Common Health Concerns in Senior Dogs That Pet Owners Should Avoid

No matter how big our pets get, most of us believe that our dogs will remain puppy-like with us for all time. At the same time, you may not think that your beloved pets are growing older. It is crucial to look for health conditions in senior dogs to help enhance their overall health. You can browse the common health issues that can impact your pet’s aged years below.

When can a dog be considered a senior?

Although it depends on the breed, a dog is senior if it reaches seven years. According to American Veterinary Medical Association (AVMA), large species live longer than smaller ones. For example, when the Great Dane is considered a senior dog at six years of age, a Chihuahua could not achieve the same level until 8 or 9 years old. Other factors may influence the aging process, such as the environment and genetics. When you begin to notice indications of age-related problems in your dog, you consider them seniors regardless of age.

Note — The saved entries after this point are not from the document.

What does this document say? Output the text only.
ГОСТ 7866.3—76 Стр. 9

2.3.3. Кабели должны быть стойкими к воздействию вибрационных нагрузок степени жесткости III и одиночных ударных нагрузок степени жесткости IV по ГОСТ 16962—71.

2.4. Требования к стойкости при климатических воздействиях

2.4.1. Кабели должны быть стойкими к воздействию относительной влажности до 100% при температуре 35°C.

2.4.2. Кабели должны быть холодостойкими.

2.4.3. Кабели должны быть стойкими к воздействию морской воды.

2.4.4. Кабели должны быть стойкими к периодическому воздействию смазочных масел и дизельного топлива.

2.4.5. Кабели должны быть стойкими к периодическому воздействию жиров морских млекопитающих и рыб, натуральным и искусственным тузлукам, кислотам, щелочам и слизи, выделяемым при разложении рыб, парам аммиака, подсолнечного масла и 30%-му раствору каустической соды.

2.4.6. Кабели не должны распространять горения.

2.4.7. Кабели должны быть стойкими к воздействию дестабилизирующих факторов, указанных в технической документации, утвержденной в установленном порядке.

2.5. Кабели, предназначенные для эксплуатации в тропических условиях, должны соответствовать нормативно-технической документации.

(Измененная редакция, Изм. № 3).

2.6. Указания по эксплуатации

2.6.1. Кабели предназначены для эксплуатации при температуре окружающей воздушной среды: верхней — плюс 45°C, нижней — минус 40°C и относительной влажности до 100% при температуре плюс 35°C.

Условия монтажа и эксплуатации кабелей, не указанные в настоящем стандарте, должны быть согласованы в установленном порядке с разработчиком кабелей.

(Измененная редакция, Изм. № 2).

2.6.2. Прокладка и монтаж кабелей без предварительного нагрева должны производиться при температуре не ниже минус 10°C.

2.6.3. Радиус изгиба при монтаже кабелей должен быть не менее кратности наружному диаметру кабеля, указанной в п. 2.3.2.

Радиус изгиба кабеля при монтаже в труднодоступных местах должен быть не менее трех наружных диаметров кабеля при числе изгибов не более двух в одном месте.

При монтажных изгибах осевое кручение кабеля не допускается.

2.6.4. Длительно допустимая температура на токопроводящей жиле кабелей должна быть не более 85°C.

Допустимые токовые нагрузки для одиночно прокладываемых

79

Common Health Problems for Senior Canines

Obesity

Your dog’s weight can have an essential factor in their health, especially when they age and become less active. Dogs that weigh more are more susceptible to diseases, such as being overweight. Being overweight can make it harder to treat joint issues and heart problems. Reduce their food intake as your dog ages down to avoid such issues. Also, letting your pet do light exercise can help reduce weight. If endurance is the issue, you can do short walks now and then instead of one or two long walks.

Growths and Tumors

Older dogs are more likely to develop lumps and bumps. A vet with experience should inspect them to determine if it is cancerous. The good news is that many are not cancerous and benign. They are warts, moles, or fatty tumors. They usually don’t require surgery for removal unless they cause discomfort for your dog.

Kidney Problems

As kidneys age, they become less effective. There isn’t an exact cure to treat chronic kidney problems, but it can be managed with the proper treatment to extend your pet’s life span and increase the quality of their living. Regular blood tests to monitor your dog’s senior years can identify the early stages of kidney problems. Additionally, a healthy diet will ensure that your pet’s kidneys are fit and healthy. If you have any concerns about your pet’s food, do not hesitate to inquire from veterinary Kittrell, NC.

Dementia

Dogs can experience changes in their growth as they age, much like people who have Alzheimer’s. The signs may appear mild initially but can quickly become severe, leading to a decline in health. The symptoms of dog dementia include confusion, walking around like a lost soul in the middle of nowhere, urinary or fecal accidents, walking on one side or the other of an open door, and much more. So, if you worry about such a condition of your pet, be sure to get immediate assistance from a trusted professional and find out here.

Gum Disease

Gingivitis is the name used to describe gum inflammation. Dogs, as well as humans, are more susceptible to suffering from this. When bacteria in the mouth shift into plaque on the teeth, gums suffer and become inflamed. If not treated immediately, it could progress to periodontitis and cause gums to recede. It is possible to notice that your pet’s gums could get tender and bleed when suffering from this condition. Additionally, the infection could be transmitted to your pet’s bloodstream and cause damage to other body parts such as internal organs.

To free your pet from experiencing severe gum problems, you can visit any veterinarian for a dog or cat dental care near you.

The aging process for canines isn’t as simple as it occurs to human beings. So, the best support you can offer your pets who are getting older is making them attend regular visits to the vet you trust. It can help you spot likely health issues. Also, being aware of their unusual behavior and reporting it to a specialist will help prevent illness.